René küßte ihre Hand. „Sie sind die klügste Frau, die ich kenne.“

„Weisheit post festum,“ sagte sie lachend, „ich bin auch nicht glücklich gewesen. Ich wollte auch immer zu viel.“

Sie erhob sich und deutete mit ihrem Sonnenschirm auf einen schmalen Weg, der unfern zwischen den mit Tannenbart behangenen, graugrünen Bäumen herauskam und in die Straße mündete.

„Da ist Magda gegangen. Sie kennen ihren Platz. Und noch einmal, Lieber: wenn es möglich ist, löst Euch voneinander! Jetzt kostet es Thränen, später vielleicht Herzblut.“ Dann schlug sie plötzlich, wie sie oft pflegte, einen heiteren Ton an. „Und das sage ich gleich, wenn Ihr verheiratet seid, brechen wir den Verkehr ab. Ich mag nur alte Ehepaare und junge Menschen um mich haben. Junge Ehemänner sind ’was Gräßliches. Ihre Würde hat ihnen den Kopf verdreht. Wenn sie die Frauen anderer dummes Zeug machen sehen, denken sie: ‚ich würde meine Frau so erzogen haben, daß das nicht vorkäme‘; wenn sie einen guten Freund unter dem Pantoffel sehen, denken sie: ‚meiner Frau würde ich nie einen solchen Ton hingehen lassen‘. Sie wissen das Rezept einer glücklichen, verständigen, mustergültigen Ehe auswendig und blicken hochgemut auf alle unglücklichen Ehen herab. Die kleine Macht, einem Weibe und einem Hausstand zu kommandieren, macht sie größenwahnsinnig. Adieu, René!“

Sie schüttelte ihm die Hand und stieg mit Ergebung weiter die Straße hinauf. René sah ihr noch einen Augenblick nach. Die noch immer schöne Frau war seine wahre Freundin, er wußte es wohl.

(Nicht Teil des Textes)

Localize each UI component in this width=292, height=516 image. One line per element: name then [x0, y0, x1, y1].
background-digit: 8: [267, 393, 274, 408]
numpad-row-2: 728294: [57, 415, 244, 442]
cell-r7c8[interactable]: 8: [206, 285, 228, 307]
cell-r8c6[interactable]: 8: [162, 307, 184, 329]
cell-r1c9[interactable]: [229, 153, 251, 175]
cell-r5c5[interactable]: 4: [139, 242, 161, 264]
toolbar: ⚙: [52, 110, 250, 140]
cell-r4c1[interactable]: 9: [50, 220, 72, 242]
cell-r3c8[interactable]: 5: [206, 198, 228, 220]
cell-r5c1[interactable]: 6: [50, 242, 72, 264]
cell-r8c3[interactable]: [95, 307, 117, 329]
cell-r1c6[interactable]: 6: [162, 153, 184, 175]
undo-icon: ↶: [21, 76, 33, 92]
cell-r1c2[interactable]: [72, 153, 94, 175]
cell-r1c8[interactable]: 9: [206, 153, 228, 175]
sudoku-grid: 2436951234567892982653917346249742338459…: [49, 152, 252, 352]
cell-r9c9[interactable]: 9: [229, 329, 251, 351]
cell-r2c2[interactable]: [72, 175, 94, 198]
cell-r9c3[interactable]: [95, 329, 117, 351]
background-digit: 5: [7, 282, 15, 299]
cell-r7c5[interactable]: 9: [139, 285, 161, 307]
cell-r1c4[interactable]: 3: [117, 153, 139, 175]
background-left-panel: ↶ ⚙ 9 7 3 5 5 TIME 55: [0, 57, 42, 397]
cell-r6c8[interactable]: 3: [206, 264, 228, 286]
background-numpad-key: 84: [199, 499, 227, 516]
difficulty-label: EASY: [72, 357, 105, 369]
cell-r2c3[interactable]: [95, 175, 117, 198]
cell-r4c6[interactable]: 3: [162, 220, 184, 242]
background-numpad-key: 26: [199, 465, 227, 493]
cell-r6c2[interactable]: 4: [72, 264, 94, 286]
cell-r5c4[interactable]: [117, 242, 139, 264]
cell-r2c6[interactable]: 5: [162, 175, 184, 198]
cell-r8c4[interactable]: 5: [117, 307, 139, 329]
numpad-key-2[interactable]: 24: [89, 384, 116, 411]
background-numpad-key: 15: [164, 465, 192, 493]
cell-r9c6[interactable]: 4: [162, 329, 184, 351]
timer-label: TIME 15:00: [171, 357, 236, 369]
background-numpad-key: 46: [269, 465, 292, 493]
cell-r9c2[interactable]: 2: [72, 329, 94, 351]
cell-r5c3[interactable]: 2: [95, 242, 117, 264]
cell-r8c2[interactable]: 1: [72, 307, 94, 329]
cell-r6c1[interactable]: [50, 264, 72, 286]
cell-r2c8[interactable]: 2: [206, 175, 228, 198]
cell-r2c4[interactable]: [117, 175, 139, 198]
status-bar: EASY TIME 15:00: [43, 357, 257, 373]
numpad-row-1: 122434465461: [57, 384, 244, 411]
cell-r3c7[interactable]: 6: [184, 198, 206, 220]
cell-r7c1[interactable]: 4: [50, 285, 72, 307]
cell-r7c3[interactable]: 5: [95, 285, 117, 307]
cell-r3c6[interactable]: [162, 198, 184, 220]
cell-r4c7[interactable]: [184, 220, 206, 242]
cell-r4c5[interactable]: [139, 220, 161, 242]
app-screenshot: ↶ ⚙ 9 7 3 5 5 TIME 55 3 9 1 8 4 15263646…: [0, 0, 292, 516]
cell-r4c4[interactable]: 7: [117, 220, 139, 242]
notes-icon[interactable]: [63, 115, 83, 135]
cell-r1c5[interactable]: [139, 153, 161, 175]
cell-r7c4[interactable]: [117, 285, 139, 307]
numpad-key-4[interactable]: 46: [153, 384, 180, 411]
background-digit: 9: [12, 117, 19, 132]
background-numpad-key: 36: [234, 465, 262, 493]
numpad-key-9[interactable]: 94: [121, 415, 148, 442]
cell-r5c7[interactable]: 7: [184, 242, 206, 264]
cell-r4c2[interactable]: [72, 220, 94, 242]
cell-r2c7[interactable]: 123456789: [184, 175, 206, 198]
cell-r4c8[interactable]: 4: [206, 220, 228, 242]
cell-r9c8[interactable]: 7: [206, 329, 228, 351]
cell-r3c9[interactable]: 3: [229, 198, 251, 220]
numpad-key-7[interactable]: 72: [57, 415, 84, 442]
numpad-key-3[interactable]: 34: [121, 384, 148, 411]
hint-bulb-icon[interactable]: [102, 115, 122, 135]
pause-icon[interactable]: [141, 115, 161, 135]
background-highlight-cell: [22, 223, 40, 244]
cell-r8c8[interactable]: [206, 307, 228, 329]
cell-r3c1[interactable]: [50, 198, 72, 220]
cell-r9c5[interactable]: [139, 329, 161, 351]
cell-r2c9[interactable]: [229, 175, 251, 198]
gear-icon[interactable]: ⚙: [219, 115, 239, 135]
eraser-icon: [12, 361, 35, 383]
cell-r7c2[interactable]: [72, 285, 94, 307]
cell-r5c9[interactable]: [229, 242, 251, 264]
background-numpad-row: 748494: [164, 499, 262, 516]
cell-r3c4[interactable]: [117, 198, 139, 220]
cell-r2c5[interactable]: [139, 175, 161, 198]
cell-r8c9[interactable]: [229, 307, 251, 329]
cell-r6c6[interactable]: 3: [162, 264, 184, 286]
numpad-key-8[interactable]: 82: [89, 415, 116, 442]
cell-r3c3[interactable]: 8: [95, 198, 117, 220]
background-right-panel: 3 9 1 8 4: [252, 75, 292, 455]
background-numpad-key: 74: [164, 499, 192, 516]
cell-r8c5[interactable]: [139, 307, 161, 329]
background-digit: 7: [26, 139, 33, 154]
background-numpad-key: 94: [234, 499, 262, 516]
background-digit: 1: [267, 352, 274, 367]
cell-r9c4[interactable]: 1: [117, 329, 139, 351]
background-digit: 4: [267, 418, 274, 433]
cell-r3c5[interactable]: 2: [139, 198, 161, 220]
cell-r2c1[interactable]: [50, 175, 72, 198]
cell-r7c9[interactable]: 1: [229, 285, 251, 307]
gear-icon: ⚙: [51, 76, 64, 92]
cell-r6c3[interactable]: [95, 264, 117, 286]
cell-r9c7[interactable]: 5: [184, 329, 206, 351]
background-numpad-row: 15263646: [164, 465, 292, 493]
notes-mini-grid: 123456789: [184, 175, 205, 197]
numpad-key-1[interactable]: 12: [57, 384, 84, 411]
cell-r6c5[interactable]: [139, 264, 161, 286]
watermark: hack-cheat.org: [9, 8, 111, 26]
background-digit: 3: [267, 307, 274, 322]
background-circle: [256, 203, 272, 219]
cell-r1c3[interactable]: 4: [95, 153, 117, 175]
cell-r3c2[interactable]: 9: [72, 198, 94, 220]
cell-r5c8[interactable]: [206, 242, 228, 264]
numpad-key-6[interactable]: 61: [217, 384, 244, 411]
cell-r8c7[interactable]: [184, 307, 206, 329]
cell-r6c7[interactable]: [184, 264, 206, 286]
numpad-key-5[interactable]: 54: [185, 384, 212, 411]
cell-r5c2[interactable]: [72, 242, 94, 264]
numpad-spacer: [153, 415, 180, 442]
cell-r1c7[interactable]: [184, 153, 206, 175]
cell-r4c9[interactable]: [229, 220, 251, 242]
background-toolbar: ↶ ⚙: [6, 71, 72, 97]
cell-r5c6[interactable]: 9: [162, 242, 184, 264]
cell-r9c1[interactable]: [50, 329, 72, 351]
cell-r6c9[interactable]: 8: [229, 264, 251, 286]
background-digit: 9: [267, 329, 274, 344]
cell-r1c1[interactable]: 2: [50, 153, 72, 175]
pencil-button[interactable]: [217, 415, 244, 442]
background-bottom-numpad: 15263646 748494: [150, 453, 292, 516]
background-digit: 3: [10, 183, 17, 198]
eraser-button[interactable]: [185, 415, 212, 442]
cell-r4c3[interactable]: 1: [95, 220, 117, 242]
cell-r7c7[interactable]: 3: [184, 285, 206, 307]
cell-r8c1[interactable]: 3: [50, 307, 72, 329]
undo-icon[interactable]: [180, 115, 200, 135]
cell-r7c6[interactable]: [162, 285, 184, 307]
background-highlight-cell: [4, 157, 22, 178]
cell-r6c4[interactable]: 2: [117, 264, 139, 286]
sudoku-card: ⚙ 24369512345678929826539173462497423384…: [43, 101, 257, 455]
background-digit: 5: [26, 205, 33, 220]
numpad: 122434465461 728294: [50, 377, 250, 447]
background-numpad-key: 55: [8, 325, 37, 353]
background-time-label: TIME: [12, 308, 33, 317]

Sie war ehrgeizig für ihn und wollte sein Bestes. Als er vor vier Jahren die Stellung in Leopoldsburg erhalten hatte, war Hortense von Eschen es gewesen, welche die künstlerische Großthat des Herzogs gleichsam ergänzte. Der Herzog, ein fanatischer Musikfreund, wollte in seiner kleinen Residenz eine Oper und ein Musikleben haben, das die Stadt künstlerisch in eine Linie mit den großen Städten rückte. Da er politisch kaum eine Rolle spielen konnte, wollte er in der Kunstgeschichte seiner Zeit die edelste und höchste verkörpern. Seine überreichen Privatmittel gestatteten ihm, seine Träume zu erfüllen. An die Spitze der neuerbauten und mit glänzenden Kräften versehenen Oper berief er den jungen René Flemming, welcher als aufgehender Stern ihm empfohlen war. Hortense von Eschen kannte die Welt und ihre Leopoldsburger. Sie wußte, daß René Flemming auch gesellschaftlich „Mode“ sein mußte, wenn man seine Erfolge für voll nehmen sollte.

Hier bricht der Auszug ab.